Autor: Canva zdjęcie ilustracyjne

Kronika kryminalna

Rodzinna tragedia za sprawą 17-latka. Pozbawił życia swoich rodziców oraz brata

Według statystyk, rośnie odsetek morderstw w rodzinie w ogólnej liczbie tego typu zbrodni. Tutaj mamy do czynienia z taką sytuacją. Doszło do niej pod Mediolanem we Włoszech. 17-latek z Padermo Dugnano zadzwonił na policję, by poinformować o tym, że pozbawił życia członków swojej rodziny. Choć pierwotnie to usprawiedliwiał, to fakty okazały się być inne, niekorzystne dla nastolatka

Tragedia we włoskiej rodzinie

Włochy kojarzą nam się z mafiami. Są one często rodzinne. Ich wartościami jest ochrona własnej rodziny. W tym wypadku nie mieliśmy do czynienia ani z mafią, ani ochroną rodziny. W miejscowości Paderno Dugnano pod Mediolanem doszło do rodzinnej tragedii. 17-letni chłopak miał zabić swoich rodziców, oraz 12-letniego brata. Jak do tego doszło?

Pokrętne tłumaczenia nastolatka

Jak informują włoscy policjanci, 17-latek po dokonanej zbrodni, zadzwonił na policję, by poinformować, że zabił własnego ojca, by ochronić pozostałych członków rodziny, matkę i brata. Jednak po dotarciu na miejsce funkcjonariuszy, okazało się, że prawda jest znacznie gorsza. Doszło do morderstwa ojca, matki oraz brata.

Feralne, ostatnie urodziny ojca młodocianego zbrodniarza?

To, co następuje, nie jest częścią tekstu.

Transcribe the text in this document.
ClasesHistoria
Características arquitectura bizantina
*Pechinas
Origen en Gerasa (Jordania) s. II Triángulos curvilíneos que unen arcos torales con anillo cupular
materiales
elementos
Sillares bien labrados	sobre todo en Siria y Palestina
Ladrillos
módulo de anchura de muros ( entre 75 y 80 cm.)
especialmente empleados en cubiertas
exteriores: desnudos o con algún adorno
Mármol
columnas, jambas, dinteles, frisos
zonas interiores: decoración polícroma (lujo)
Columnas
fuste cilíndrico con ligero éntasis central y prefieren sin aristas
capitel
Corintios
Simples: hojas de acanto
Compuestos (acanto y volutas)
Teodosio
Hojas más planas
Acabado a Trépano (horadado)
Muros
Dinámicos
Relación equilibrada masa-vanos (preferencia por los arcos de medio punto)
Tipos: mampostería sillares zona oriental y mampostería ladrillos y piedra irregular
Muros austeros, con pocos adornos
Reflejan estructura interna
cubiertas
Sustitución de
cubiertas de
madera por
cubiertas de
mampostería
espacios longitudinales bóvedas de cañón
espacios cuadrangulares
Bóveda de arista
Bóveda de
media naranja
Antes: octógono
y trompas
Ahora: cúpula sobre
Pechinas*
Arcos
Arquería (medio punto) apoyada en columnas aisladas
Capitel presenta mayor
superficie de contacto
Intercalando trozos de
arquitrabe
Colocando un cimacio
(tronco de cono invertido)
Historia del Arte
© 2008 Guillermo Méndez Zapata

Nastolatek dokonał tej brutalnej zbrodni przy użyciu noża kuchennego kilka godzin po wyprawianych, 51. urodzinach jego ojca. Nic wcześniej nie wskazywało na to, że taka tragedia może rozegrać się w tej niewielkiej miejscowości. Zarówno ojciec, który początkowo był oskarżany o złe traktowanie rodziny, jak i 17-latek uchodzili za spokojnych, a między tą dwójką nie dochodziło do konfliktów.

Trwa wyjaśnienia motywów zbrodni włoskiego nastolatka

Karabinierzy, jak i prokuratura bada teraz przyczyny tej zbrodni. Zabezpieczono narzędzie tego morderstwa, czyli nóż kuchenny, odnaleziony pod rodzinnym autem. Sąsiedzi i okoliczna społeczność nie mogą uwierzyć w to, jaka tragedia wydarzyła się w ich okolicy. Młodociany przestępca był uważany za spokojnego, osiągał sukcesy w szkole, oraz lokalnym sporcie. O tym, co się stanie z nieletnim teraz zdecyduje sąd.